I didn't say anything with the intent to be impressive. I'm describing differences between dense urban and suburban pros & cons. Neither is objectively better, they are different.

> No transit doesn’t need to be in the same route, there are bus terminals and metro line connections

Sure. So now you need to spend a lot of time traveling in the wrong direction just to get to a central terminal and then take another bus to the intended direction. It's all tradeoffs.


It’s not the wrong direction…

You are not describing differences between urban & suburban

Maybe you are for America specifically but most of what you described is normal in urban areas of Japan or Germany for instance


> It’s not the wrong direction…

You can't make that statement without looking at a specific case where someone is, where they want to go and how the transit lines run. It often is the wrong direction, which consumes time.

I was staying by Columbia in Manhattan recently and wanted to go to the upper east side (straight east). Subway doesn't go that way. Need to take one south to 42st, then east to grand central then north to my destination. Easy example of having to go away from the destination. That one is not so bad as the NYC subway is pretty quick.

Close to home if I want to visit a shopping area two miles west, I need to take a bus 6 miles south to a central terminal and then another 7 miles north. Adds about two hours to the trip. Easier to bike there.

That's always going to be the nature of mass transit because it can't possibly be point to point for everyone.

> You are not describing differences between urban & suburban

I don't know what to make of this statement, since I'm specifically describing the different pros & cons of urban vs. suburban.

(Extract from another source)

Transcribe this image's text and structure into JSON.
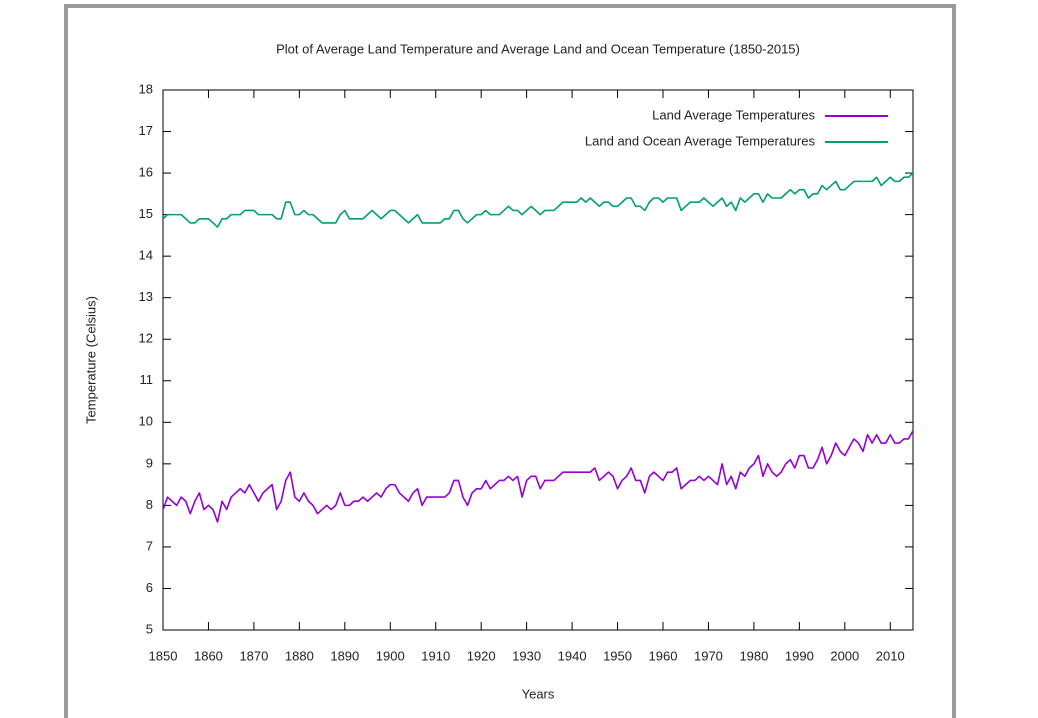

Nah, you're right. My friends all live in the same "suburbia" as me. 50 minute drive one way. We still just hang out online, cause no one wants to spend their life on the highway. Wish we lived in a place with real transit / density.

Heck, even in Tokyo, you can hop on a bus to go do outdoors stuff easy.


> My friends all live in the same "suburbia" as me. 50 minute drive one way.

Please post the name of the suburb and city, I really want to look at it on google maps. I can't begin to imagine a housing development that takes 50 minutes to drive from one end to the other (assuming you both live at opposite edges).

> on the highway

Highway? Ok so you live in different towns probably, not the same suburb.